On his web site a pastor had two erroneous comments: “Churches who do not give prayer a high priority are churches without God’s power.” And, “A church member not in a small group or Sunday school class is not fully committed to the body.” During a recent sermon the speaker, an older gentleman, was substituting for the regular pastor. He humbly said, “If I speak anything from the pulpit that is my opinion please forgive me. A man is to get up and speak the oracles of God and if he can’t do a little of that, then don’t stand up and speak.” It occurs to me that many web sites and blogs have an identity problem. They give opinions, but they do so under the guise of the pulpit — the power, respectability and authority associated with the pulpit.

1 comment:

Steve Corey said...

Gail;

-----This mindset that “I speak the oracles of God from the pulpit” unsettles me a bit. It is one of the reasons I’ve always tended to keep one well stretched arm’s length between me and preachers. They seem to be the bigger reason for strife, unrest, and divisions in the church. People look up to them quite less than they do angels, but far more than they do any other human. They celebrate, praise, and even glorify them, carefully swallowing every concept with the very words their preacher precisely sprinkled upon it.
-----The use of heuristics is a very dangerous social process. Yet the burden of verifying by analysis and comparison concepts revealed to us by other people is so tedious and time consuming that it would be impractical if it were not so important. By it’s import, then, a few folks carefully verify concepts they’ve been fed (the Beroeans, for example,) while the overwhelming majority accept or reject what they hear based on a great variety of non-logical procedures.
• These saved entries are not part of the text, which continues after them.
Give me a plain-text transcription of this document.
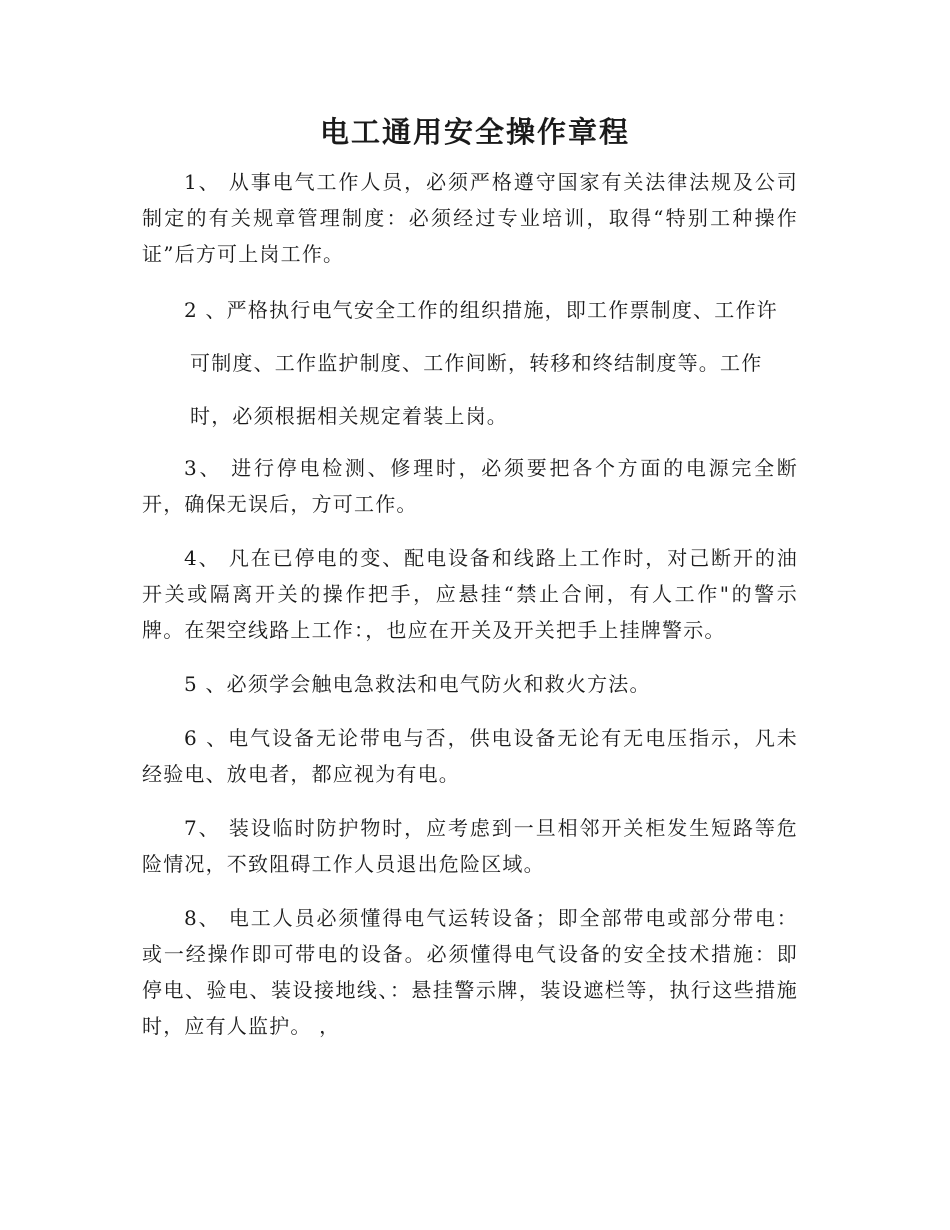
电工通用安全操作章程

1、 从事电气工作人员，必须严格遵守国家有关法律法规及公司制定的有关规章管理制度：必须经过专业培训，取得“特别工种操作证”后方可上岗工作。

2 、严格执行电气安全工作的组织措施，即工作票制度、工作许
可制度、工作监护制度、工作间断，转移和终结制度等。工作
时，必须根据相关规定着装上岗。

3、 进行停电检测、修理时，必须要把各个方面的电源完全断开，确保无误后，方可工作。

4、 凡在已停电的变、配电设备和线路上工作时，对己断开的油开关或隔离开关的操作把手，应悬挂“禁止合闸，有人工作"的警示牌。在架空线路上工作：，也应在开关及开关把手上挂牌警示。

5 、必须学会触电急救法和电气防火和救火方法。

6 、电气设备无论带电与否，供电设备无论有无电压指示，凡未经验电、放电者，都应视为有电。

7、 装设临时防护物时，应考虑到一旦相邻开关柜发生短路等危险情况，不致阻碍工作人员退出危险区域。

8、 电工人员必须懂得电气运转设备；即全部带电或部分带电：或一经操作即可带电的设备。必须懂得电气设备的安全技术措施：即停电、验电、装设接地线、：悬挂警示牌，装设遮栏等，执行这些措施时，应有人监护。 ，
These are called “heuristics”, a term difficult to pin down between how dictionaries define it and how it is used.
-----One heuristic everyone tends to use at least somewhat is to ascribe truth to whatever is said by a greatly admired and respected person. The damage caused by this idiotic human trait is almost as expansive as it is important to use, not abuse, but properly use. I automatically receive every word of Jesus as true in the way He meant it to be true (if I can discern that.) But this heuristic acceptance is backed up by the intersection of Scripture, history, portents of nature, and psychological improvements consequential to obeying Scripture. One of the many reasons I raise my entire mental being to Him is the abjectly rational way he has approached mankind. Everything He has done has been accompanied by proofs of His claims, though those proofs often require careful, persevering search. Who besides God has done that for us before stepping into the pulpit? Did Barack Obama do that for us before stepping onto the campaign platform? Did Hitler? No. These men can say fancy things like, “hope and change” and “we are the master race” and “before there can be any blessed addition, there must be some blessed subtraction” while many other influential types point at them and hype. Pretty soon multitudes are giving them the respect only Jesus, Moses, and Paul deserve.
-----Preachers have studied harder and longer and deeper than most all of us. They commit (or should be committing) more of their time to prayerful and humble seeking of godly perspectives from which come truer insights into both the Scriptures and the world. But that yet does not elevate them to the status of “oraclers from God.” Every person’s knowledge is to some extent shaped by his own biases and inclinations, and thus is fraught with at least minor distortions and unrealities. The more preaching is received as oracles from God, the greater His church is fractured by denominationalism.